Maria murmura pensivement :

— Il y a aujourd’hui vingt ans que j’entrai chez madame la marquise… j’ai vu naître mademoiselle. C’est dur de la quitter, comme ça.

Elle suggéra, d’une voix larmoyant :

— Je ne demande pas de gages c’est par attachement.

Alors, Laurence, extrêmement touchée, eut cette familiarité aristocratique — la familiarité des grandes dames envers les serviteurs fidèles dont le dévouement est acquis à leur maison et qu’elles traitent en confidents subalternes ; — elle se confia tout simplement à Maria avec une humilité pleine de noblesse :

— Vous allez comprendre, Maria… Nous n’avons plus rien ; tous nos revenus sont immobilisés. Tant que maman vivait, il était normal que mon frère fît des sacrifices pour elle. Aujourd’hui qu’elle n’est plus là, ce n’est pas juste que François se prive pour moi. J’entends qu’il garde intégralement sa solde : il en a besoin. Je veux donc me contenter de mes seuls appointements.
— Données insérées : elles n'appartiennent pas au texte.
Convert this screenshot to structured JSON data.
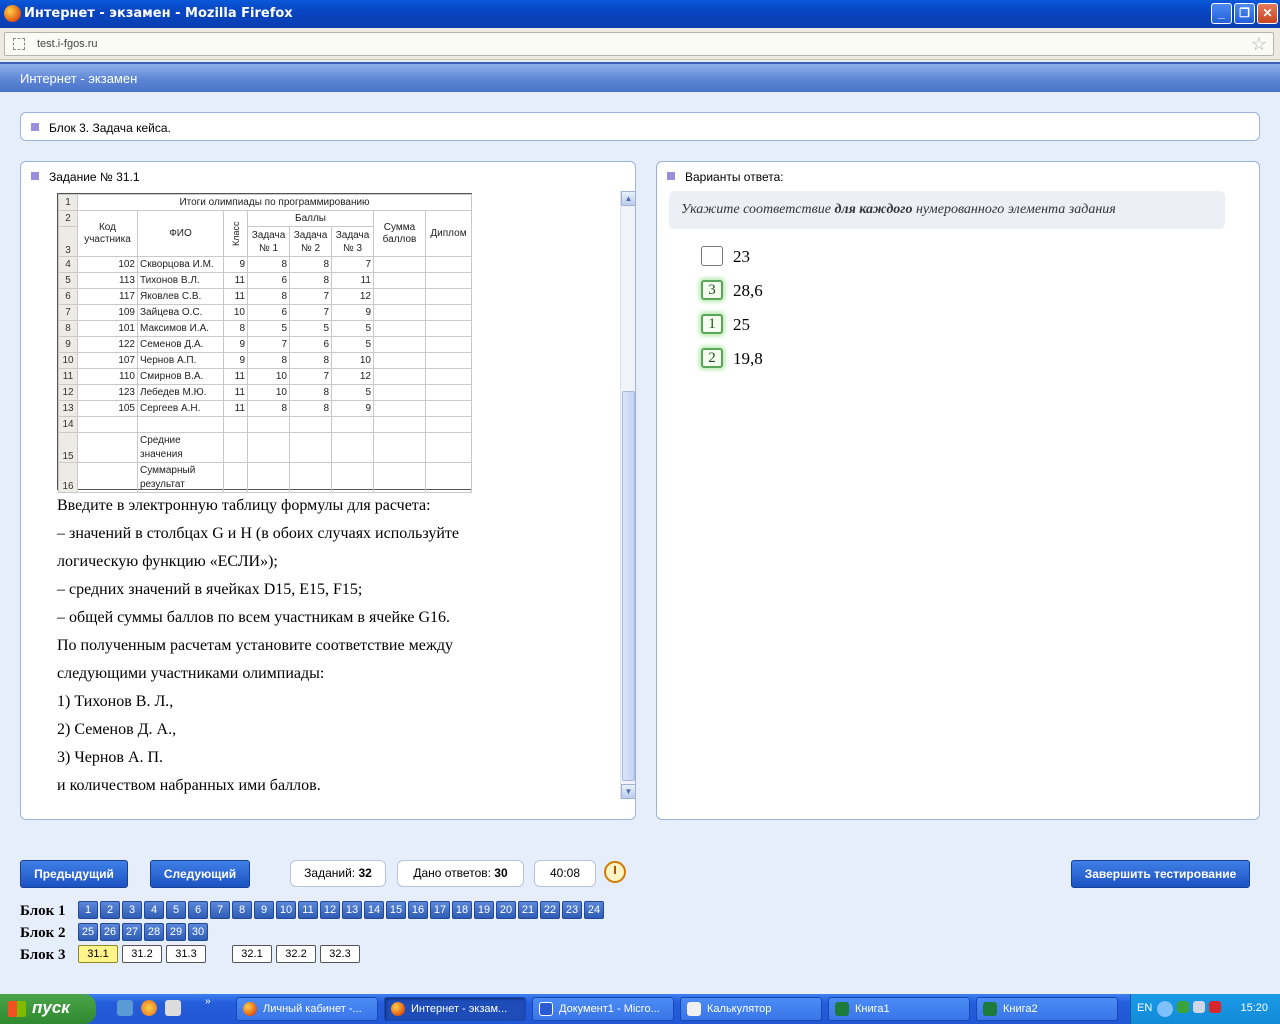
{
  "window": {
    "title": "Интернет - экзамен - Mozilla Firefox",
    "url": "test.i-fgos.ru"
  },
  "app": {
    "header": "Интернет - экзамен",
    "block_label": "Блок 3. Задача кейса."
  },
  "task": {
    "header": "Задание № 31.1",
    "sheet": {
      "title": "Итоги олимпиады по программированию",
      "headers": {
        "code": "Код участника",
        "fio": "ФИО",
        "class": "Класс",
        "points": "Баллы",
        "t1": "Задача № 1",
        "t2": "Задача № 2",
        "t3": "Задача № 3",
        "sum": "Сумма баллов",
        "diploma": "Диплом"
      },
      "rows": [
        {
          "r": "4",
          "code": "102",
          "fio": "Скворцова И.М.",
          "cls": "9",
          "t1": "8",
          "t2": "8",
          "t3": "7"
        },
        {
          "r": "5",
          "code": "113",
          "fio": "Тихонов В.Л.",
          "cls": "11",
          "t1": "6",
          "t2": "8",
          "t3": "11"
        },
        {
          "r": "6",
          "code": "117",
          "fio": "Яковлев С.В.",
          "cls": "11",
          "t1": "8",
          "t2": "7",
          "t3": "12"
        },
        {
          "r": "7",
          "code": "109",
          "fio": "Зайцева О.С.",
          "cls": "10",
          "t1": "6",
          "t2": "7",
          "t3": "9"
        },
        {
          "r": "8",
          "code": "101",
          "fio": "Максимов И.А.",
          "cls": "8",
          "t1": "5",
          "t2": "5",
          "t3": "5"
        },
        {
          "r": "9",
          "code": "122",
          "fio": "Семенов Д.А.",
          "cls": "9",
          "t1": "7",
          "t2": "6",
          "t3": "5"
        },
        {
          "r": "10",
          "code": "107",
          "fio": "Чернов А.П.",
          "cls": "9",
          "t1": "8",
          "t2": "8",
          "t3": "10"
        },
        {
          "r": "11",
          "code": "110",
          "fio": "Смирнов В.А.",
          "cls": "11",
          "t1": "10",
          "t2": "7",
          "t3": "12"
        },
        {
          "r": "12",
          "code": "123",
          "fio": "Лебедев М.Ю.",
          "cls": "11",
          "t1": "10",
          "t2": "8",
          "t3": "5"
        },
        {
          "r": "13",
          "code": "105",
          "fio": "Сергеев А.Н.",
          "cls": "11",
          "t1": "8",
          "t2": "8",
          "t3": "9"
        }
      ],
      "avg_label": "Средние значения",
      "total_label": "Суммарный результат"
    },
    "text_lines": [
      "Введите в электронную таблицу формулы для расчета:",
      "– значений в столбцах G  и H (в обоих случаях используйте",
      "логическую функцию «ЕСЛИ»);",
      "– средних значений в ячейках D15, E15, F15;",
      "– общей суммы баллов по всем участникам в ячейке G16.",
      "По полученным расчетам установите соответствие между",
      "следующими участниками олимпиады:",
      "1) Тихонов В. Л.,",
      "2) Семенов Д. А.,",
      "3) Чернов А. П.",
      "и количеством набранных ими баллов."
    ]
  },
  "answers": {
    "header": "Варианты ответа:",
    "instruction_pre": "Укажите соответствие ",
    "instruction_bold": "для каждого",
    "instruction_post": " нумерованного элемента задания",
    "options": [
      {
        "mark": "",
        "value": "23"
      },
      {
        "mark": "3",
        "value": "28,6"
      },
      {
        "mark": "1",
        "value": "25"
      },
      {
        "mark": "2",
        "value": "19,8"
      }
    ]
  },
  "nav": {
    "prev": "Предыдущий",
    "next": "Следующий",
    "tasks_label": "Заданий:",
    "tasks_count": "32",
    "answered_label": "Дано ответов:",
    "answered_count": "30",
    "timer": "40:08",
    "finish": "Завершить тестирование"
  },
  "blocks": [
    {
      "label": "Блок 1",
      "items": [
        "1",
        "2",
        "3",
        "4",
        "5",
        "6",
        "7",
        "8",
        "9",
        "10",
        "11",
        "12",
        "13",
        "14",
        "15",
        "16",
        "17",
        "18",
        "19",
        "20",
        "21",
        "22",
        "23",
        "24"
      ]
    },
    {
      "label": "Блок 2",
      "items": [
        "25",
        "26",
        "27",
        "28",
        "29",
        "30"
      ]
    },
    {
      "label": "Блок 3",
      "items": [
        "31.1",
        "31.2",
        "31.3",
        "32.1",
        "32.2",
        "32.3"
      ],
      "current": "31.1"
    }
  ],
  "taskbar": {
    "start": "пуск",
    "windows": [
      "Личный кабинет -...",
      "Интернет - экзам...",
      "Документ1 - Micro...",
      "Калькулятор",
      "Книга1",
      "Книга2"
    ],
    "lang": "EN",
    "time": "15:20"
  },
  "colors": {
    "accent": "#2f5db5",
    "selected_answer": "#5aa65a",
    "current_question": "#fff58a"
  }
}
Ma pauvre Maria, vous ne me réclamez pas de gages, mais il faut cependant que vous viviez… Eh ! bien, avec ce que je gagne, on ne peut pas vivre à deux en temps de guerre… tout est devenu si coûteux… Voilà pourquoi je me prive de vous, comprenez-vous : c’est afin de refuser les sacrifices de mon frère.

Maria, les larmes aux yeux, se préoccupa avec le souci immédiat des détails matériels :

— Qu’est-ce qui va faire le ménage de mademoiselle ?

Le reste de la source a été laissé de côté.